Teachers should be able to assess learners' literacy performance in order to target the pupils' specific needs, Paula Gains of the Molteno Institute for Language and Literacy said.

Gains advocates the introduction of a system dubbed "Early grade reading assessment" to identify deficiencies in literacy levels at primary school level.

Egra was developed originally in the Unites States for low- to middle-income countries that needed a user-friendly means of assessing reading levels. The Department of Basic Education has adopted the programme, which has now been adapted to all eleven official languages.

In addition to using Egra to identify literacy problems, Molteno has piloted the use of the Systematic Method for Reading Success to raise learner performance.

According to Gains, a 2006 system evaluating Grade 3 learners found that their literacy levels were much too low.

Meanwhile, matric figures for 2009, which represents the first learners to have received their full 12 years of formal schooling through the new Outcomes Based curriculum, shows an alarming drop in standards," Gains said.

From 2003 to 2009 matric pass rates have declined from 73,3 percent to 60,6 percent. Gains said this indicated that education in South Africa was not functioning optimally.

"There is widespread concern that is translating into a search for solutions to address the problem. In a 2009 review of the national curriculum, a picture emerged of a worrying level of demotivation and confusion among teachers," she said.

Key recommendations included increased emphasis on formal testing of the literacy levels of all learners. But Gains said it has since emerged that there was bewilderment among most teachers about how to implement assessment activities.

"More than that, teachers are not sure how to apply the findings of such assessments to improve learning."

Taking the process further than merely identifying literacy challenges, Egra is being combined with an intervention strategy to make the changes necessary for improvement.

"Also in 2009 a pilot was conducted in which Egra was combined with the Systematic Method for Reading Success," Gains said.

The project took place in three provinces, 30 primary schools with 48 Grade 1 teachers, using three of the 11 official languages of South Africa - isiZulu, Sepedi and Setswana.

"There is definite potential for SMRS to make a contribution to literacy challenges in South Africa," she noted.

"Evaluation after only four months revealed that learners in the SMRS classrooms performed an astounding 2,7 times better than those who were not exposed to the method," Gains said

But despite the demonstrated effectiveness of both Egra and SMRS, the challenge to generally improve the quality of our education still remains.

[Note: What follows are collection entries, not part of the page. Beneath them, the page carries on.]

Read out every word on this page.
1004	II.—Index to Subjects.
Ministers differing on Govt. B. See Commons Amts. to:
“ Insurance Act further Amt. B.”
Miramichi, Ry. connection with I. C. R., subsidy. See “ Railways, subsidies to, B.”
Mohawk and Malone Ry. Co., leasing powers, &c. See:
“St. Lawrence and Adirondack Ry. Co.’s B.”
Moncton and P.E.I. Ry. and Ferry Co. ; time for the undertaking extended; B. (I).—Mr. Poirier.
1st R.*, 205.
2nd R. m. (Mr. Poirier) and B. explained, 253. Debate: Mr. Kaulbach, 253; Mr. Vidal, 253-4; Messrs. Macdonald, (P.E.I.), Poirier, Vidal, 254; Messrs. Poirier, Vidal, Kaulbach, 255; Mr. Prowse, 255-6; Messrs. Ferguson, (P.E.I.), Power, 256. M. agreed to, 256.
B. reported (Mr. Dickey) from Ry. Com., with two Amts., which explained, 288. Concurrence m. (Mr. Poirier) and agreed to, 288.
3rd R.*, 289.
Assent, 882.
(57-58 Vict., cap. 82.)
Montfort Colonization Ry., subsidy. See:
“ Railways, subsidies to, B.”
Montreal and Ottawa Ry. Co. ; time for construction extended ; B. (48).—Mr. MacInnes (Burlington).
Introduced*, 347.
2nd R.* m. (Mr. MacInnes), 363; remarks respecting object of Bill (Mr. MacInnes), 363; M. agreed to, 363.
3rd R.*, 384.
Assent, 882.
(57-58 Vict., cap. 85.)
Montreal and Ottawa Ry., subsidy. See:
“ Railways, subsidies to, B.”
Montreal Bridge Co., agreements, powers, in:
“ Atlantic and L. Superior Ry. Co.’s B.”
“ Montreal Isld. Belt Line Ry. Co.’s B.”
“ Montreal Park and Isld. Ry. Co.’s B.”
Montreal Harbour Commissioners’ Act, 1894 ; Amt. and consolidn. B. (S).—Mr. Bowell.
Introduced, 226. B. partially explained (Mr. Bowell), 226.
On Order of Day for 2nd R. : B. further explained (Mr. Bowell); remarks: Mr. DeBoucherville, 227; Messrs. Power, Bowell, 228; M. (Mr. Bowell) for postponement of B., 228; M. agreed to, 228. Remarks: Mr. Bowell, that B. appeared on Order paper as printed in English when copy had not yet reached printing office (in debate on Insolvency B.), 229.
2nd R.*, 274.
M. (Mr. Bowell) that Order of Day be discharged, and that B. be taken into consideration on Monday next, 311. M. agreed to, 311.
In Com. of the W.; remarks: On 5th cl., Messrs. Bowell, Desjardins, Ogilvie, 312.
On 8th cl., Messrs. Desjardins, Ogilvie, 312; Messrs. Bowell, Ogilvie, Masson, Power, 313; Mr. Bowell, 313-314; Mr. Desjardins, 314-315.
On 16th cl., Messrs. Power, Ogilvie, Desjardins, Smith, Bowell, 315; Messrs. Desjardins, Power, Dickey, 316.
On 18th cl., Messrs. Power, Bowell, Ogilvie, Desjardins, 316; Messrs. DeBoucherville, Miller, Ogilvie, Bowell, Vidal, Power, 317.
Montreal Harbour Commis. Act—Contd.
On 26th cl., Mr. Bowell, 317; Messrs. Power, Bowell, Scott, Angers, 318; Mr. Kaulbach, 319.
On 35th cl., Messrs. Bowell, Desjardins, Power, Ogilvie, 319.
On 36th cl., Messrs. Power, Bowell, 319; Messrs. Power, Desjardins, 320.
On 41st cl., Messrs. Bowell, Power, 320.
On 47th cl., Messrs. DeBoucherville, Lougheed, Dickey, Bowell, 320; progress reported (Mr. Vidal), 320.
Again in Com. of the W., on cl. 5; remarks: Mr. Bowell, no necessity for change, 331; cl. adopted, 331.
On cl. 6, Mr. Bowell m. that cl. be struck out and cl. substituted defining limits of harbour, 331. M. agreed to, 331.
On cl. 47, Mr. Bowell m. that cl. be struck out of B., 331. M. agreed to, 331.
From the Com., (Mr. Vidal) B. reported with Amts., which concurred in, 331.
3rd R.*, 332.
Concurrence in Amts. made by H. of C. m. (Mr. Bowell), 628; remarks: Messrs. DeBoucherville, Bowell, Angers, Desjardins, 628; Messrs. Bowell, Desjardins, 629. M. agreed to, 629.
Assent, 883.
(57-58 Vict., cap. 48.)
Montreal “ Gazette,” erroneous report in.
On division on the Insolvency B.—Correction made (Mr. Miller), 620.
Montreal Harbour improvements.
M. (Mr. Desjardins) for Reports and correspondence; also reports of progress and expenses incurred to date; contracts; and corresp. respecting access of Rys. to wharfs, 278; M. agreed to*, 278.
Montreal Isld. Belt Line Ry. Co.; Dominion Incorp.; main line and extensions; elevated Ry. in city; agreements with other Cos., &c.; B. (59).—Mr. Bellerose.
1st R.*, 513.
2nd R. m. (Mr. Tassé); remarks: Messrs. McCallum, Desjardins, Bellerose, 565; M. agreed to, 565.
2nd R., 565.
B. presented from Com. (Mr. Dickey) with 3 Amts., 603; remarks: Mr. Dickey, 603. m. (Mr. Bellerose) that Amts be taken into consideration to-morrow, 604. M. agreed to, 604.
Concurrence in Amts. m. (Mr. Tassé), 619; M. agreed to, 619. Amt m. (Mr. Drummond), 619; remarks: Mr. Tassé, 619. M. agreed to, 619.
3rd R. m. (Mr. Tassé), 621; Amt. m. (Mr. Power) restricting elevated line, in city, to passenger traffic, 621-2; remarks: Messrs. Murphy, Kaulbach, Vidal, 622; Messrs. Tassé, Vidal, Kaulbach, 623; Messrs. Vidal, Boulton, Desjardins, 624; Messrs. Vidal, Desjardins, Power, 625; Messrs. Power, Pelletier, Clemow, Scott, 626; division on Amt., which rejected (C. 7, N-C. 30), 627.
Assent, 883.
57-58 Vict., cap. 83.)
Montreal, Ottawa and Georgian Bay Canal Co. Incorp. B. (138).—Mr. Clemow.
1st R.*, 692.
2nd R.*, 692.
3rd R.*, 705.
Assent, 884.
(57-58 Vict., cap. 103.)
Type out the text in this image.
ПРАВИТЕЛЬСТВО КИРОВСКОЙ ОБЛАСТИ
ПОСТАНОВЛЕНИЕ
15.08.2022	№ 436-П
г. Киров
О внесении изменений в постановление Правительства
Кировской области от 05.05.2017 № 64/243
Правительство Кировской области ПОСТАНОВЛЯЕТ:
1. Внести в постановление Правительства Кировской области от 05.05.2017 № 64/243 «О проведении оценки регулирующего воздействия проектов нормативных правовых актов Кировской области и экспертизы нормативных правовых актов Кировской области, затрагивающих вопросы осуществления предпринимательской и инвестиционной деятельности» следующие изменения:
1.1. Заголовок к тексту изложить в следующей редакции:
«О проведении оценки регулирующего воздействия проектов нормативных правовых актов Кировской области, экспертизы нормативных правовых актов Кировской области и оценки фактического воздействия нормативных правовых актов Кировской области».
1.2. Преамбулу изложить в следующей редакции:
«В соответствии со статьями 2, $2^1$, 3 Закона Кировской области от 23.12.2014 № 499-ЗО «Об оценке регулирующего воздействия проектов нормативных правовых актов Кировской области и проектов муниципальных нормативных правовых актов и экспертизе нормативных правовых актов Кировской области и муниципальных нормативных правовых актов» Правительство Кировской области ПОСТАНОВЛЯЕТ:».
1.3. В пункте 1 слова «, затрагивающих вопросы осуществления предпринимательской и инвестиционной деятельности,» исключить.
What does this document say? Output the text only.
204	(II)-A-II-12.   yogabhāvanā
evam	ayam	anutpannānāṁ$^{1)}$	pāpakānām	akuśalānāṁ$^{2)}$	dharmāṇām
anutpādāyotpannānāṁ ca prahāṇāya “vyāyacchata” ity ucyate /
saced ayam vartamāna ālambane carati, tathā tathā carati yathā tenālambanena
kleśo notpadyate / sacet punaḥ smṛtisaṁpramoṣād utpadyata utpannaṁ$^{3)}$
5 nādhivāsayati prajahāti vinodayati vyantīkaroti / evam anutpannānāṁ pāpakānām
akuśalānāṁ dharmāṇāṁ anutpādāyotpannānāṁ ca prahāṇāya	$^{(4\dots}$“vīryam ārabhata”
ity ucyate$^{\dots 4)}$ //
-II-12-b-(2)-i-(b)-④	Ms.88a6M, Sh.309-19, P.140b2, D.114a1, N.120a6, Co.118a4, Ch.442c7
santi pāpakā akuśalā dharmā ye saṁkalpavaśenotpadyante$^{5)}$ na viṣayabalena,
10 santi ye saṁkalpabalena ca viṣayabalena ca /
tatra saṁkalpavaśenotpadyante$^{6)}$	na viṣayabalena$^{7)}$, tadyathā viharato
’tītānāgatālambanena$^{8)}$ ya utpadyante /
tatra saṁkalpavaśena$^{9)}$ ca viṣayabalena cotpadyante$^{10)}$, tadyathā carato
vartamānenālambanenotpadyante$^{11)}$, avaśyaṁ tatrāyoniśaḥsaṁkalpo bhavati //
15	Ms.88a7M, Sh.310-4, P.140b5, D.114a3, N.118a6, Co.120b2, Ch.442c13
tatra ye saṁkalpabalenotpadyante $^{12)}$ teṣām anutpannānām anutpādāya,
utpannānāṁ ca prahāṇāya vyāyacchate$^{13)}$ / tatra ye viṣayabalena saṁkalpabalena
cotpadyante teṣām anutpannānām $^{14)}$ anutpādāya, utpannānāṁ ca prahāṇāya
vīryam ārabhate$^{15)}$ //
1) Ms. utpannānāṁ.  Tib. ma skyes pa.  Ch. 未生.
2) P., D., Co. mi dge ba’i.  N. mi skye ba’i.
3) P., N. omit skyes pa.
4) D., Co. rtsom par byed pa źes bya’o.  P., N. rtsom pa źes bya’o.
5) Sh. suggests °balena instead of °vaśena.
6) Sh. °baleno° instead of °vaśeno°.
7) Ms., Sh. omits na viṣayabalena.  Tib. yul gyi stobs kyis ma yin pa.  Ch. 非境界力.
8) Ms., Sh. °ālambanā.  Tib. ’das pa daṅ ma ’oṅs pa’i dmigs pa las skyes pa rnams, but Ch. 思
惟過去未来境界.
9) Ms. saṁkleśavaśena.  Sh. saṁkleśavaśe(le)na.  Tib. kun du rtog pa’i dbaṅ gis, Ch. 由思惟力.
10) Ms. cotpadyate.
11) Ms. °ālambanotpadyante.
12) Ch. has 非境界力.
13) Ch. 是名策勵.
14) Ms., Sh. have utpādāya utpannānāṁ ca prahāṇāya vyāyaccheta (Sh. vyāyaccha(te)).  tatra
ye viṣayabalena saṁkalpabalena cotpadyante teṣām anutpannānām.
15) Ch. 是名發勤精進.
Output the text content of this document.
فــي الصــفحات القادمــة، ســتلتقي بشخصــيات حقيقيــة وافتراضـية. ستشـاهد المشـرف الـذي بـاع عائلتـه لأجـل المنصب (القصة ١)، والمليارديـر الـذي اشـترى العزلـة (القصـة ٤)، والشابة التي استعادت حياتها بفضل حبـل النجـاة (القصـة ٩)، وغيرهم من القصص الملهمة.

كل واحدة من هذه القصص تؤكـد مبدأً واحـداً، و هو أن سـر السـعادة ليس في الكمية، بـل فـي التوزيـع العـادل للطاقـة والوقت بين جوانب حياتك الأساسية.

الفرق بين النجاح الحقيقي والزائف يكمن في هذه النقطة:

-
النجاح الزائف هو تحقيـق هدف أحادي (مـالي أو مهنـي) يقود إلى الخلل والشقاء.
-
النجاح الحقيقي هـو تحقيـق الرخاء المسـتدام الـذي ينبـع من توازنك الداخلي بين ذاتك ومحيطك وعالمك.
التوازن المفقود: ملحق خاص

"With recent restructuring in the Department of Basic Education, strategic decisions with regard to Egra and SMRS have been delayed. Even as this obstacle arose, though, further evidence of the success of these programmes has emerged with Molteno trainers visiting three pilot schools in Limpopo Province," Gains said.

She found that all three schools, despite having received no external support since May 2009, "were still implementing SMRS with noteworthy success".

Gains stressed that intervention at the earliest points of a child's education could provide a lasting boost to the learners' performance in academia and life in general.